During the development week itself, the performers first met and read the texts sourced by Steve and Tom. They talked about how best to convey these documents and what kind of overall message they wanted to convey with the work. At the beginning of the process we had to find a way to use these legal documents, some of which were very hard to decipher, but as we progressed in our understanding we noted that a sense of dramatic story wasn’t strongly present in the sourced texts. We felt it was our job to develop characters who could show these stories and hold a “malignant presence”, embodying public views in the 18th century, in the piece.

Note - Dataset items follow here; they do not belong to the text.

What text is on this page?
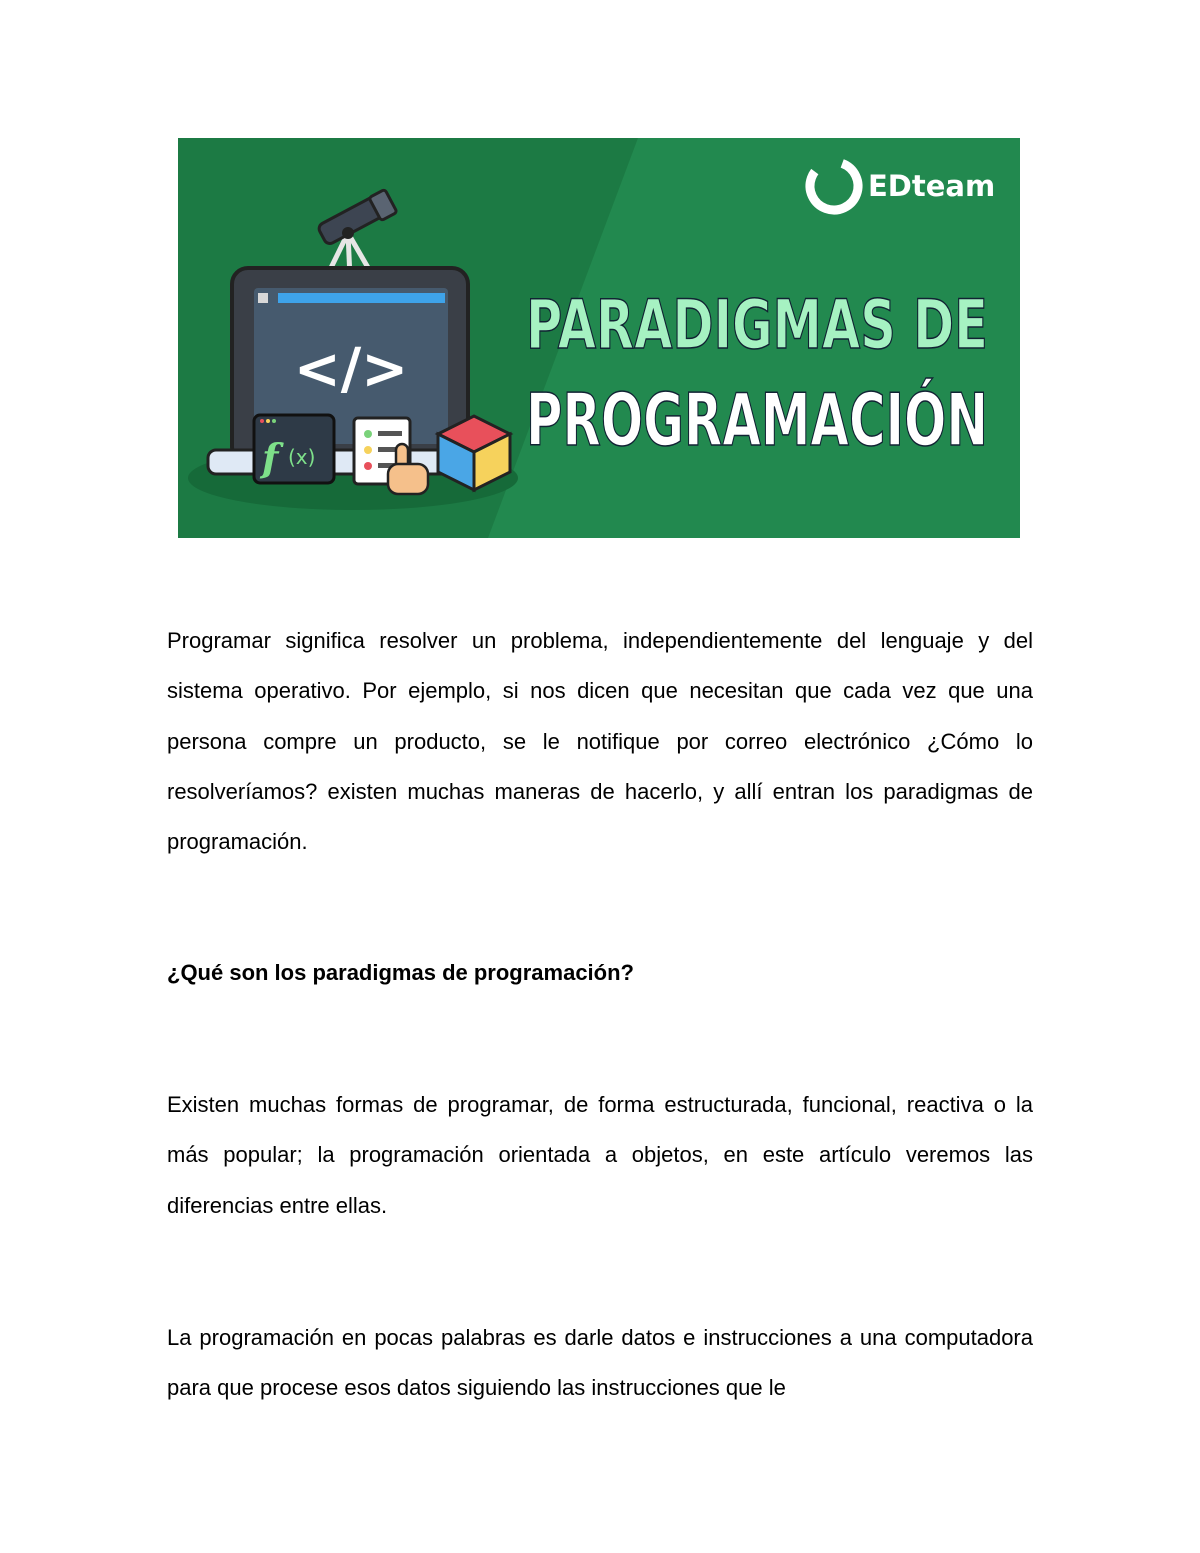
</>
f (x)
EDteam
PARADIGMAS DE
PROGRAMACIÓN

Programar significa resolver un problema, independientemente del lenguaje y del sistema operativo. Por ejemplo, si nos dicen que necesitan que cada vez que una persona compre un producto, se le notifique por correo electrónico ¿Cómo lo resolveríamos? existen muchas maneras de hacerlo, y allí entran los paradigmas de programación.

¿Qué son los paradigmas de programación?

Existen muchas formas de programar, de forma estructurada, funcional, reactiva o la más popular; la programación orientada a objetos, en este artículo veremos las diferencias entre ellas.

La programación en pocas palabras es darle datos e instrucciones a una computadora para que procese esos datos siguiendo las instrucciones que le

A lot of the text was written without any sense of emotion, or any strong viewpoint either judgemental or sympathetic. We were looking for a love story within the text but due to the formal documentation we couldn’t find one. Through further research, we noted an account of two sodomites who “embraced very affectionately” before being hung and chose to dramatise this story and position it at the end of the piece. After studying all these accounts we could see how complex and hard it must have been for these men. We wanted to juxtapose these stories with a modern account of a “hook up” that was mundane, casual and shared in a non-sensationalist way to highlight the difference between modern LGBT culture in society and that in the 18th Century.
The creative team worked alongside costume designer, Neil Stoodley, who costumed the piece, and created incredible large, black hats draped with lace, which made a ‘canopy’ around the wearer’s head. The hats were used as a strong choreographic tool within the performance piece and were very effective in creating intimate, gossip-like encounters with audience members.
Throughout the development of the work, Tom Marshman was the lead artist making directorial decisions with input from the two other performers, Danny Prosser and Rachel Clerk. This was the first time that Tom took on a role as a director.
Steve Poole also came into the creation period for an afternoon, which proved very important, as there were a few corrections that needed to be made to be historically accurate and it supported the other two performers to understand the historical perspective on the documents being used.
There were three performances of “DiHS” as part of LGBT History Month in 2016 at the Victoria and Albert Museum, London, the University Centre, Shrewsbury and at M-Shed, Bristol. The piece also had an afterlife in 2017, with performances at Aberystwyth Arts Centre, The Watershed, Bristol, Dartington Arts, Totnes, and the V&A again at one their late nights openings.
All of the shows were very well received and attended, and there have been invitations to work with a sound artist to make a recoding of the work which would be broadcast on local radio, extending the legacy of the piece.